Dugdale is a political figure expected to be shuffled away from Scottish politics sometime soon but her announcement at a ‘think tank’ in London is a welcome development none the less. It is difficult to tell whether utterances from a figure like Dugdale represent Labour think but it is an acknowledgement that the will for independence is still significantly strong in Scotland, contrary to reporting in certain press. And Dugdale is correct about the need for a reconsidered Union, though it will have to be one negotiated by Scotland from a position of an independent sovereign nation.

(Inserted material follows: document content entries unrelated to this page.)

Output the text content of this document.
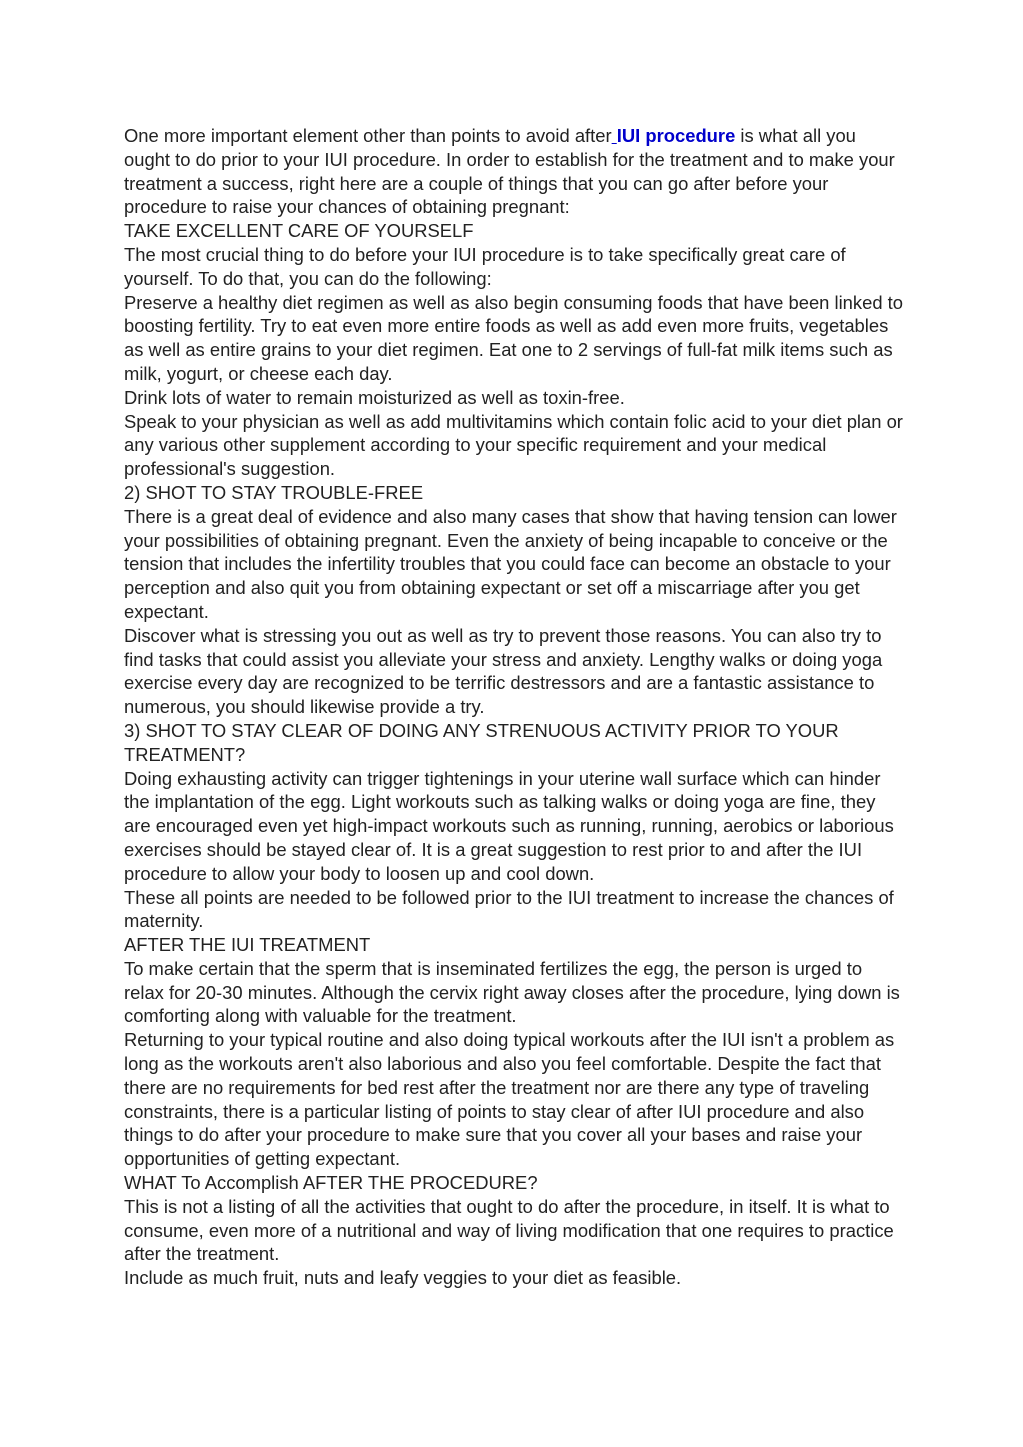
One more important element other than points to avoid after IUI procedure is what all you ought to do prior to your IUI procedure. In order to establish for the treatment and to make your treatment a success, right here are a couple of things that you can go after before your procedure to raise your chances of obtaining pregnant:

TAKE EXCELLENT CARE OF YOURSELF

The most crucial thing to do before your IUI procedure is to take specifically great care of yourself. To do that, you can do the following:

Preserve a healthy diet regimen as well as also begin consuming foods that have been linked to boosting fertility. Try to eat even more entire foods as well as add even more fruits, vegetables as well as entire grains to your diet regimen. Eat one to 2 servings of full-fat milk items such as milk, yogurt, or cheese each day.

Drink lots of water to remain moisturized as well as toxin-free.

Speak to your physician as well as add multivitamins which contain folic acid to your diet plan or any various other supplement according to your specific requirement and your medical professional's suggestion.

2) SHOT TO STAY TROUBLE-FREE

There is a great deal of evidence and also many cases that show that having tension can lower your possibilities of obtaining pregnant. Even the anxiety of being incapable to conceive or the tension that includes the infertility troubles that you could face can become an obstacle to your perception and also quit you from obtaining expectant or set off a miscarriage after you get expectant.

Discover what is stressing you out as well as try to prevent those reasons. You can also try to find tasks that could assist you alleviate your stress and anxiety. Lengthy walks or doing yoga exercise every day are recognized to be terrific destressors and are a fantastic assistance to numerous, you should likewise provide a try.

3) SHOT TO STAY CLEAR OF DOING ANY STRENUOUS ACTIVITY PRIOR TO YOUR TREATMENT?

Doing exhausting activity can trigger tightenings in your uterine wall surface which can hinder the implantation of the egg. Light workouts such as talking walks or doing yoga are fine, they are encouraged even yet high-impact workouts such as running, running, aerobics or laborious exercises should be stayed clear of. It is a great suggestion to rest prior to and after the IUI procedure to allow your body to loosen up and cool down.

These all points are needed to be followed prior to the IUI treatment to increase the chances of maternity.

AFTER THE IUI TREATMENT

To make certain that the sperm that is inseminated fertilizes the egg, the person is urged to relax for 20-30 minutes. Although the cervix right away closes after the procedure, lying down is comforting along with valuable for the treatment.

Returning to your typical routine and also doing typical workouts after the IUI isn't a problem as long as the workouts aren't also laborious and also you feel comfortable. Despite the fact that there are no requirements for bed rest after the treatment nor are there any type of traveling constraints, there is a particular listing of points to stay clear of after IUI procedure and also things to do after your procedure to make sure that you cover all your bases and raise your opportunities of getting expectant.

WHAT To Accomplish AFTER THE PROCEDURE?

This is not a listing of all the activities that ought to do after the procedure, in itself. It is what to consume, even more of a nutritional and way of living modification that one requires to practice after the treatment.

Include as much fruit, nuts and leafy veggies to your diet as feasible.
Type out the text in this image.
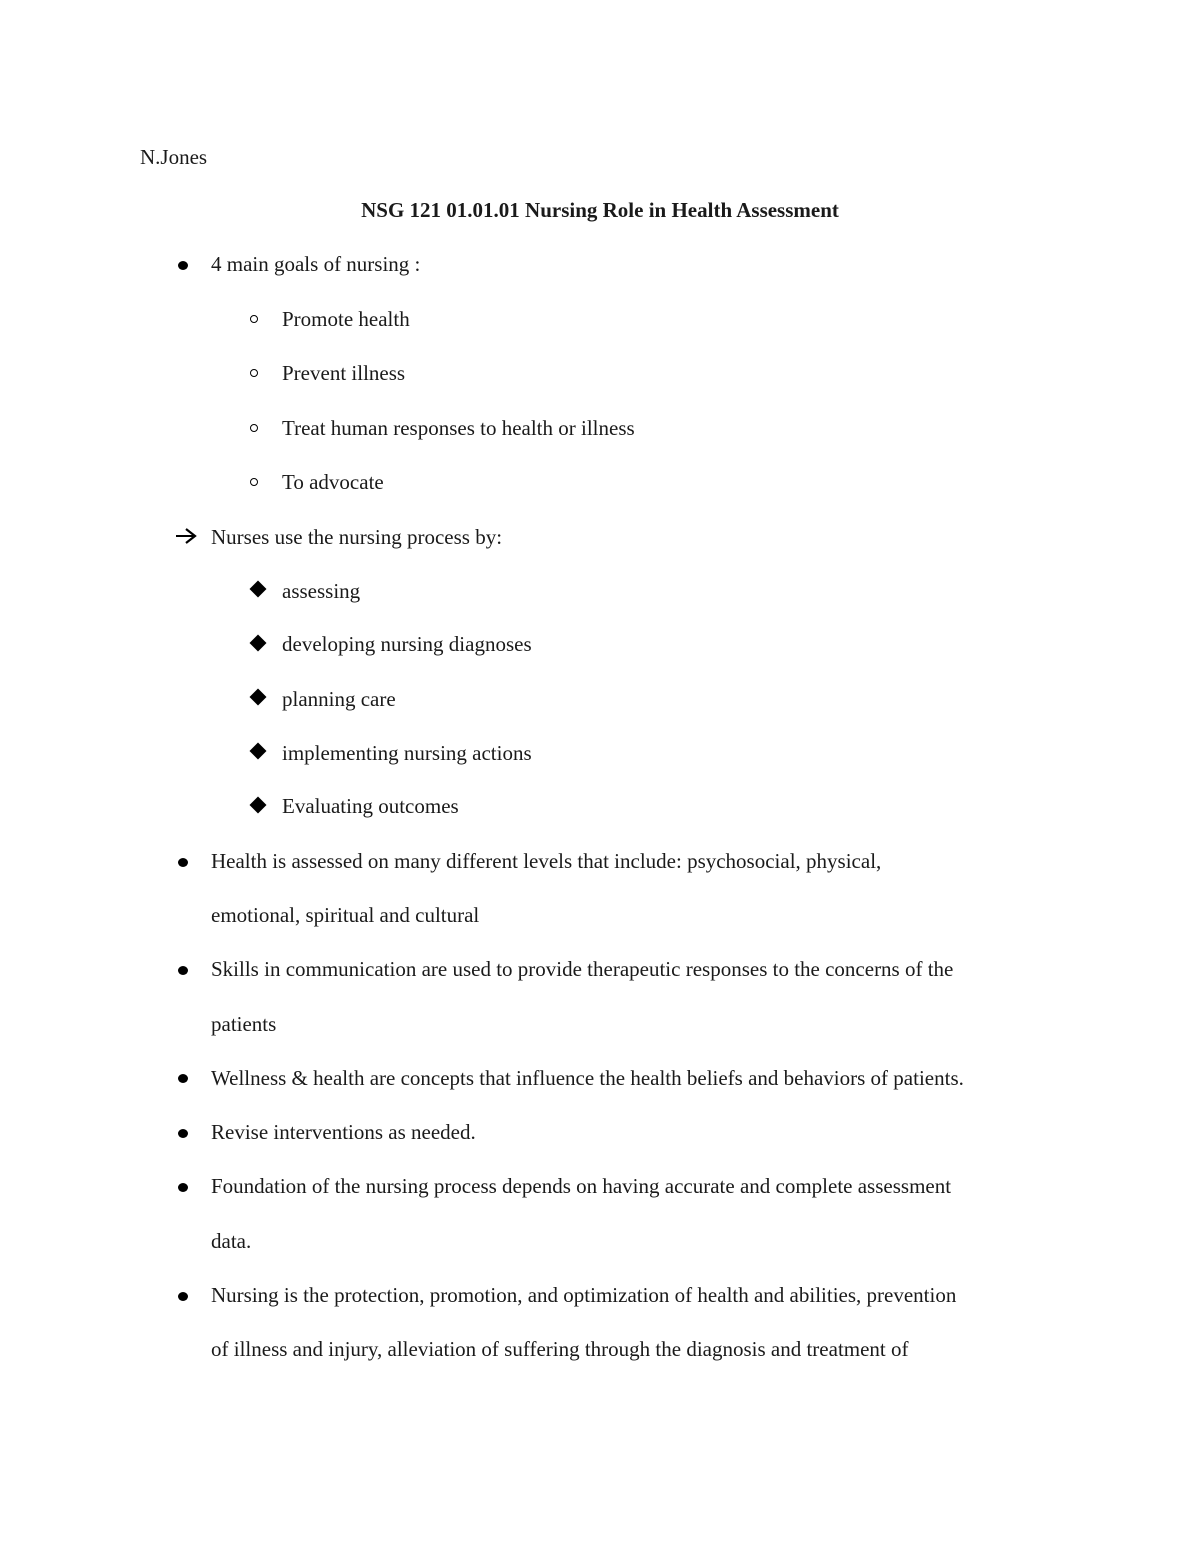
N.Jones
NSG 121 01.01.01 Nursing Role in Health Assessment
4 main goals of nursing :
Promote health
Prevent illness
Treat human responses to health or illness
To advocate
Nurses use the nursing process by:
assessing
developing nursing diagnoses
planning care
implementing nursing actions
Evaluating outcomes
Health is assessed on many different levels that include: psychosocial, physical,
emotional, spiritual and cultural
Skills in communication are used to provide therapeutic responses to the concerns of the
patients
Wellness & health are concepts that influence the health beliefs and behaviors of patients.
Revise interventions as needed.
Foundation of the nursing process depends on having accurate and complete assessment
data.
Nursing is the protection, promotion, and optimization of health and abilities, prevention
of illness and injury, alleviation of suffering through the diagnosis and treatment of
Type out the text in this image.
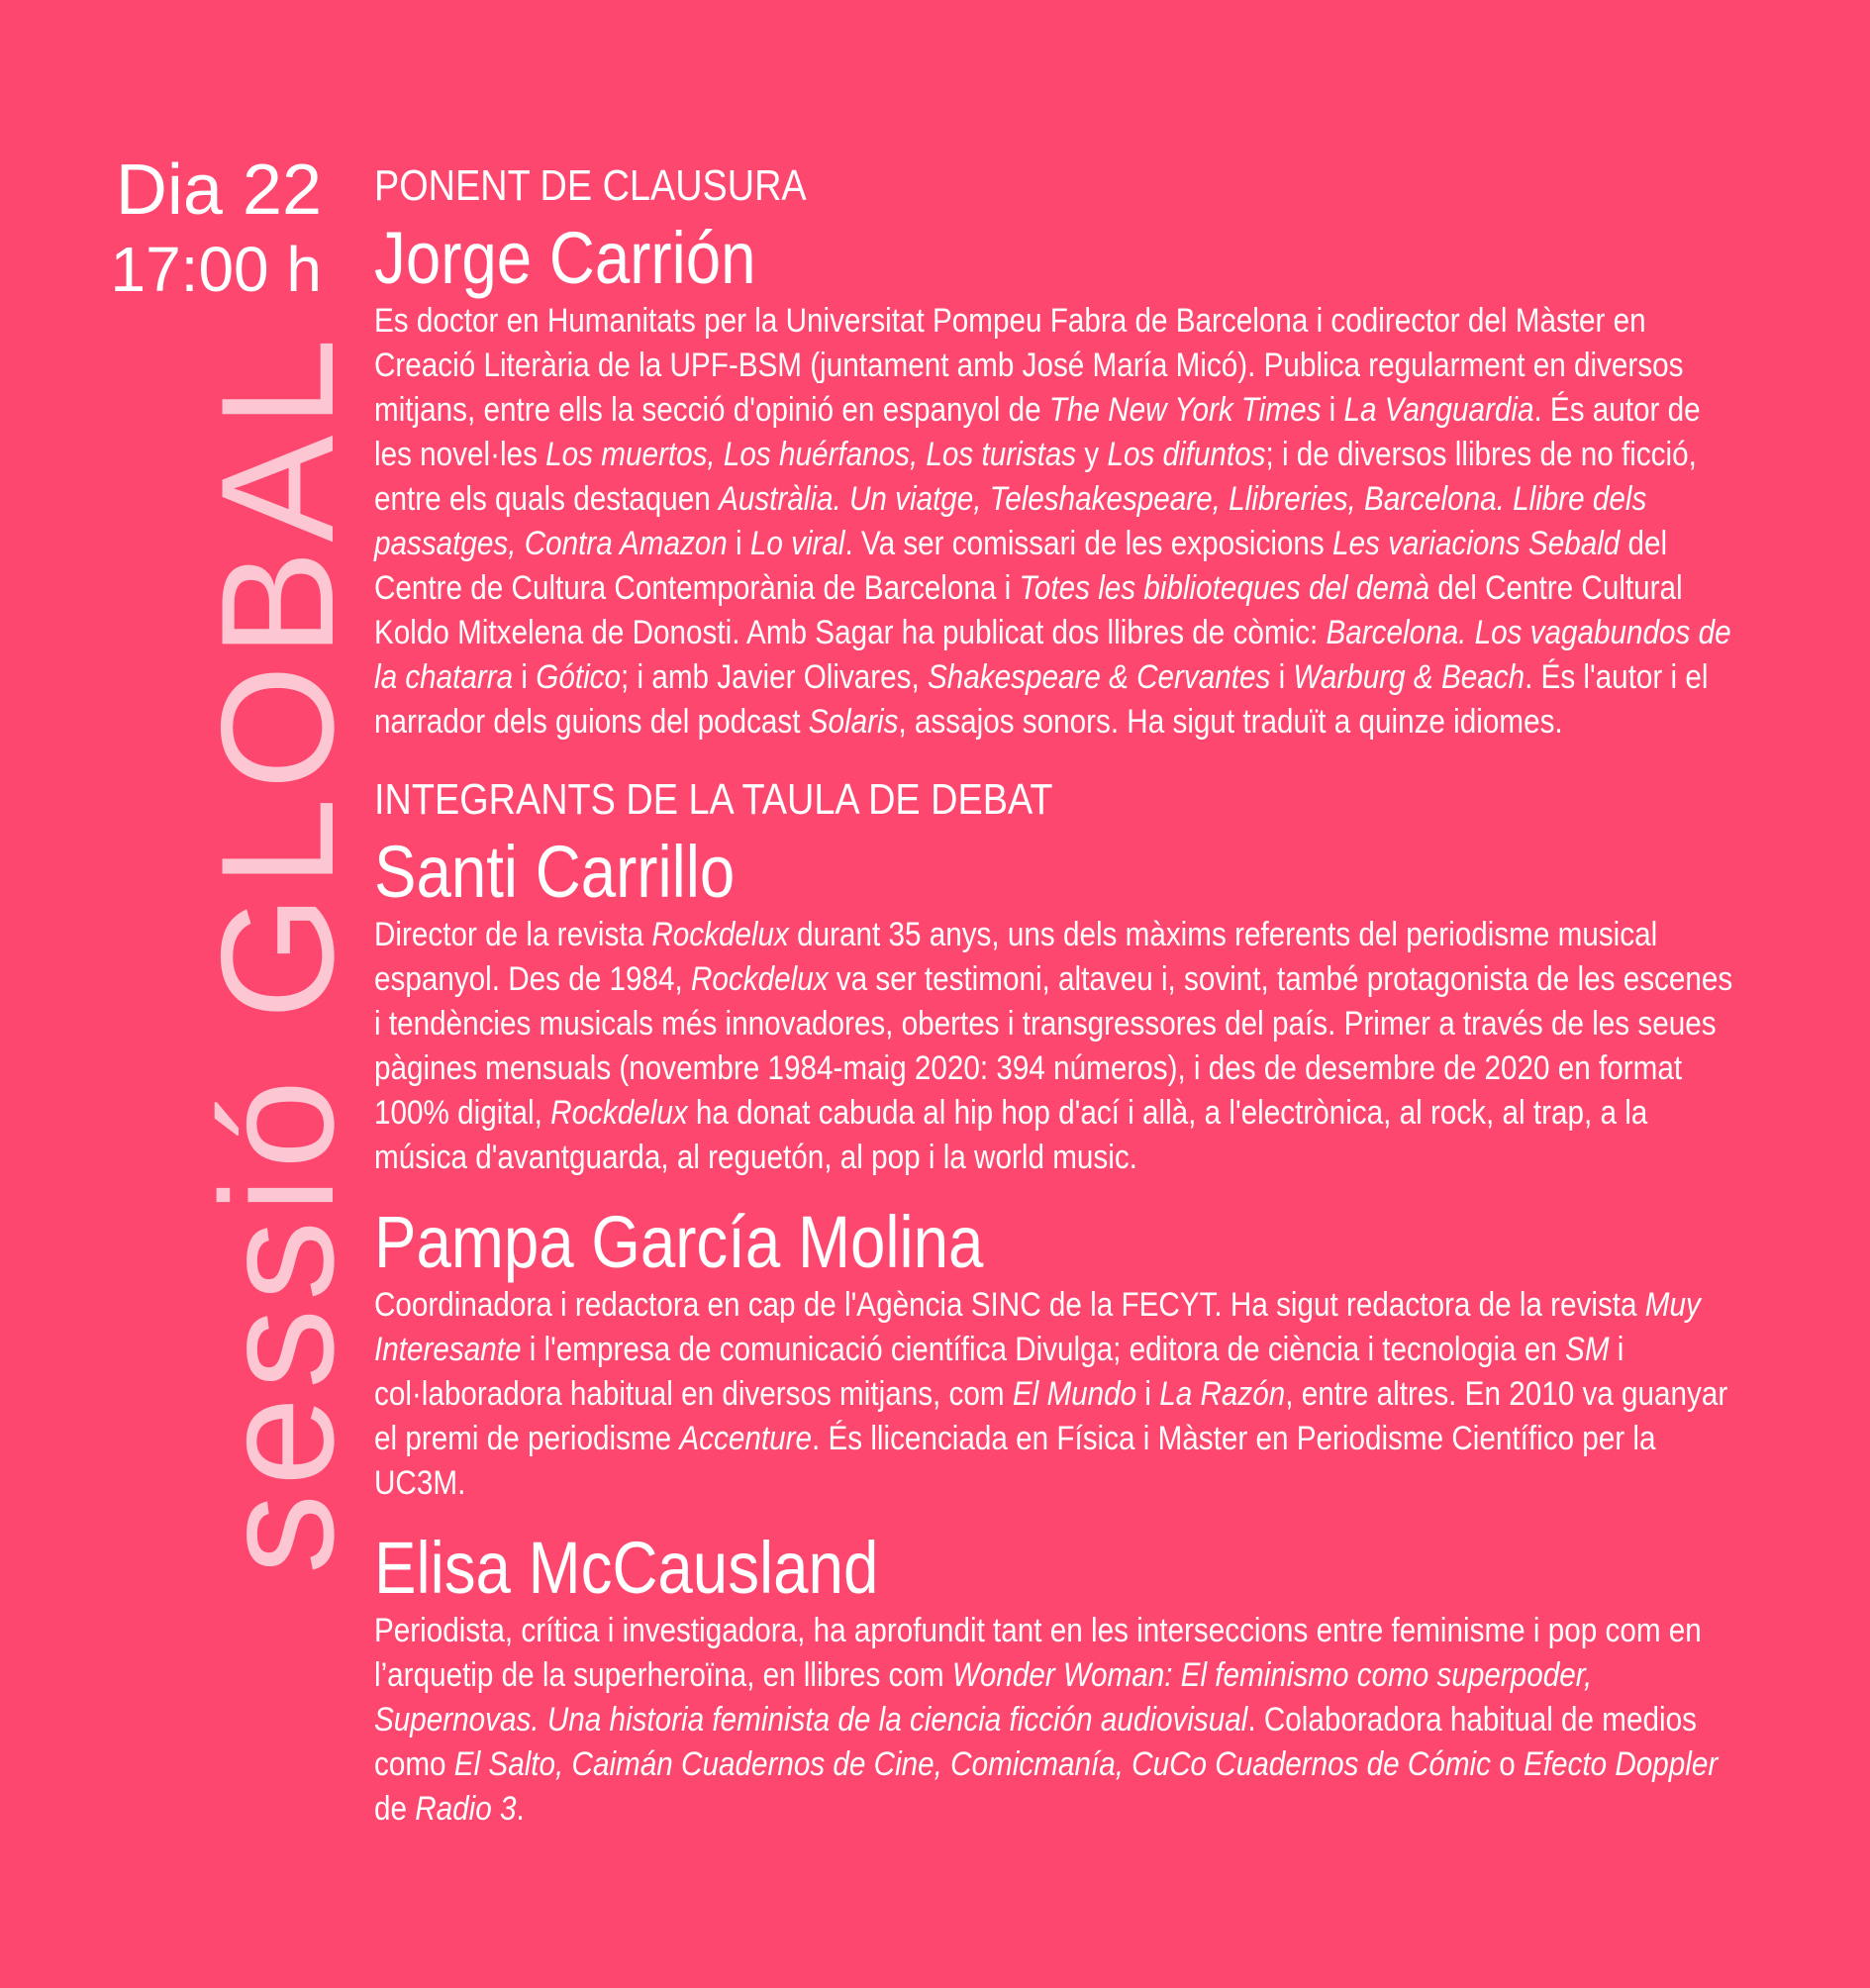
Dia 22
17:00 h
sessió GLOBAL
PONENT DE CLAUSURA
Jorge Carrión

Es doctor en Humanitats per la Universitat Pompeu Fabra de Barcelona i codirector del Màster en Creació Literària de la UPF-BSM (juntament amb José María Micó). Publica regularment en diversos mitjans, entre ells la secció d'opinió en espanyol de The New York Times i La Vanguardia. És autor de les novel·les Los muertos, Los huérfanos, Los turistas y Los difuntos; i de diversos llibres de no ficció, entre els quals destaquen Austràlia. Un viatge, Teleshakespeare, Llibreries, Barcelona. Llibre dels passatges, Contra Amazon i Lo viral. Va ser comissari de les exposicions Les variacions Sebald del Centre de Cultura Contemporània de Barcelona i Totes les biblioteques del demà del Centre Cultural Koldo Mitxelena de Donosti. Amb Sagar ha publicat dos llibres de còmic: Barcelona. Los vagabundos de la chatarra i Gótico; i amb Javier Olivares, Shakespeare & Cervantes i Warburg & Beach. És l'autor i el narrador dels guions del podcast Solaris, assajos sonors. Ha sigut traduït a quinze idiomes.

INTEGRANTS DE LA TAULA DE DEBAT
Santi Carrillo

Director de la revista Rockdelux durant 35 anys, uns dels màxims referents del periodisme musical espanyol. Des de 1984, Rockdelux va ser testimoni, altaveu i, sovint, també protagonista de les escenes i tendències musicals més innovadores, obertes i transgressores del país. Primer a través de les seues pàgines mensuals (novembre 1984-maig 2020: 394 números), i des de desembre de 2020 en format 100% digital, Rockdelux ha donat cabuda al hip hop d'ací i allà, a l'electrònica, al rock, al trap, a la música d'avantguarda, al reguetón, al pop i la world music.

Pampa García Molina

Coordinadora i redactora en cap de l'Agència SINC de la FECYT. Ha sigut redactora de la revista Muy Interesante i l'empresa de comunicació científica Divulga; editora de ciència i tecnologia en SM i col·laboradora habitual en diversos mitjans, com El Mundo i La Razón, entre altres. En 2010 va guanyar el premi de periodisme Accenture. És llicenciada en Física i Màster en Periodisme Científico per la UC3M.

Elisa McCausland

Periodista, crítica i investigadora, ha aprofundit tant en les interseccions entre feminisme i pop com en l’arquetip de la superheroïna, en llibres com Wonder Woman: El feminismo como superpoder, Supernovas. Una historia feminista de la ciencia ficción audiovisual. Colaboradora habitual de medios como El Salto, Caimán Cuadernos de Cine, Comicmanía, CuCo Cuadernos de Cómic o Efecto Doppler de Radio 3.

An independent Scotland should clearly maintain a close relationship with its closest neighbours and, for economic and practical reasons, having a specific agreement between Scotland and England, Wales, and Northern Ireland would be desirable. Just as Scotland wishes to maintain its links with the EU, Scotland would benefit from being part of a Union of Kingdoms with its current United Kingdom partners. In fact, with England and Wales deciding that they do not wish to remain in the EU, an independent Scotland could act as an arbitrator or conduit of trade between England/Wales and the EU.

Labour in Scotland are where UKIP, the LibDems and the Green Party are in the rest of UK and, in Holyrood, Scottish Labour are struggling to recover, with signs that Dugdale doesn’t represent the mood of once Labour voters. Dugdale’s potential as a figure in Scottish politics was somewhat undermined by her backing of the right leaning Labour leader ‘challenger’ this past summer. So, publicly demonstrating being out of touch with your voter base, when you are trying to rebuild your voter base, does not bode well. Aligning yourself with the politics that isolated the Labour party from its supporter/voter base does not look like sound political judgement, especially when in the face of progressive policies.

Just as the national Labour party cannot afford a resurgence from New Labour’s ghosts, Scottish Labour cannot afford to reject progressive political thinking in favour of a return to the isolationism and ‘Little Britain’ thinking of Labour’s right wing.